Continued from Dawn: The Charioteer (II)
The girl clambered in through the window carrying a bunch of pristine white daisies and scarlet poppies. With her brightly colored kurta over the I-Live-In-‘Em pair of jeans and an untroubled face, she looked like a little kid. Her waist length hair was still dripping from her shower and there was a smile which eddied permanently in her deeply etched dimples. The expression in her large smoke grey eyes was somber though. The seriousness in her eyes only heightened the underlying humor in her face. It was very obvious that she was a woman who was so accustomed to laughter that even a crisis couldn’t estrange her from it. It covered her in a cloak of radiance, like her personal sunshine.
The morning after the disturbing night, when she had vaulted over my window, had dawned fresh and quiet. She woke early to see the sun breaking over the horizon in a glorious burst of color and light. She explored every nook and cranny in me. Timidly, she peaked into the garden and found it deserted. She exclaimed in delight at the food she found in the refrigerator. She must have been starving because she broke loose on the food instantly. Only when her hunger was sated, did she finish the rest of her tour.
By afternoon she had not only examined me thoroughly, but also settled down and made herself home. I was surprised to see her ignore the two spacious bedrooms on the ground floor. She selected the much smaller bedroom upstairs for herself; the one which had witnessed Chetan’s outburst. It really shouldn’t have surprised me I suppose.
After she had settled herself in, she went foraging downstairs again. She examined the two bedrooms. Most of Chetan’s personal stuff had been delivered two days ago. I saw her riffling through his books, examining some of his picture frames and reading a file containing his certificates and degrees. By late evening when she finished, she had a pretty accurate mental sketch of Chetan. Then, she found the diary.
I have no idea what kind of monsters were imprisoned within the pages of the diary. But I knew they were there, for her face proclaimed their presence. Did I tell you, she had a very open face? Her lips, eyes and chin were intensely eloquent. It was like watching a silent movie. There weren’t too many pages in the diary; she finished reading them in half an hour. She fixed herself something to eat and gobbled it down distractedly. Back in ‘her’ room, she re-read the diary, more slowly this time. When she finished, she sat on a chair by the window. I was truly taken aback when she suddenly stood up close to the window. She gripped the frame as Chetan had, rested her head on the glass pane as he had. The jerky movement of her shoulders was almost expected… and inevitable.
The next few days promised be interesting. You cannot criticize my style of expression. Sometimes, an understatement serves better to convey drama than powerful words.

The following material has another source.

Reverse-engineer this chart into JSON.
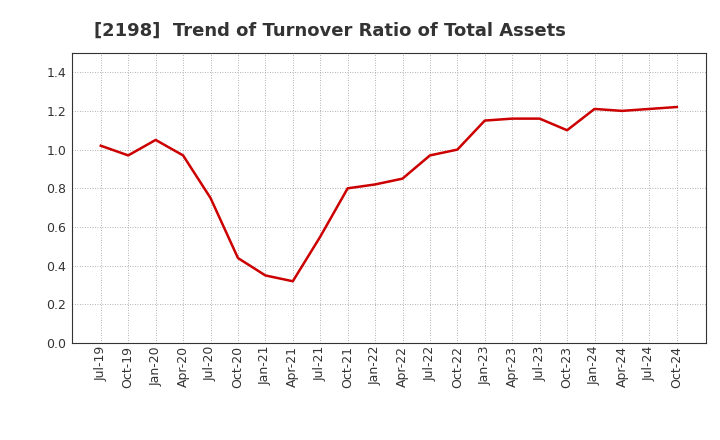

She went to sleep with the diary under her pillow, crying herself to sleep. Once the initial storm had blown over, her tears acquired the character of a release. They lost their colors of sorrow as if their flowing had healed wounds within her. I felt her later tears were to nourish a hope that had sprouted within her in the past few hours. What an amazing being man is! What an intense will to life, what a fiercely resilient spirit! To see a human being heal himself and stand straight again; his eyes regain their lost luster, to see a resolute cast to his face is to see a miracle unfolding right before your eyes. When you see him look ahead, hope lighting his eyes, ready to walk his path again, you being to understand why God loves him the best of all His creatures. The capacity to heal and begin again is truly the best gift God could have given him.
I watched her now, bemused, as she stood in the kitchen arranging flowers in a few crystal vases she had found. The manner in which she had moved through me in the past two days spoke volumes about her background. She was not intimidated by the luxury she saw. She took it as matter of course, proclaiming her familiarity with it. Her short, slender frame did not look dwarfed in the imposing rooms. The rooms merely became a setting to show her off best; like a diamond set faultlessly in precious metal.
Chetan was due to return today. I was not very sure when he would come. I seemed to remember him mention mid-morning. I wished there was some way I could have warned her of his impending arrival. In the two days, I really had become rather fond of her. She was such a happy presence to have around. I remembered the last time I had seen Chetan and his outburst. Fervently I wished he would keep his cool and let this golden blob of sunshine explain her presence in his house before chewing her to bits and spitting her out. Mind you, I am not unreasonable. Looking at the situation objectively, I am sure her presence would seem like breaking and entering. I pushed the phrase away from me in fastidious distaste.
I wasn’t really worried; just had a touch of anxiety.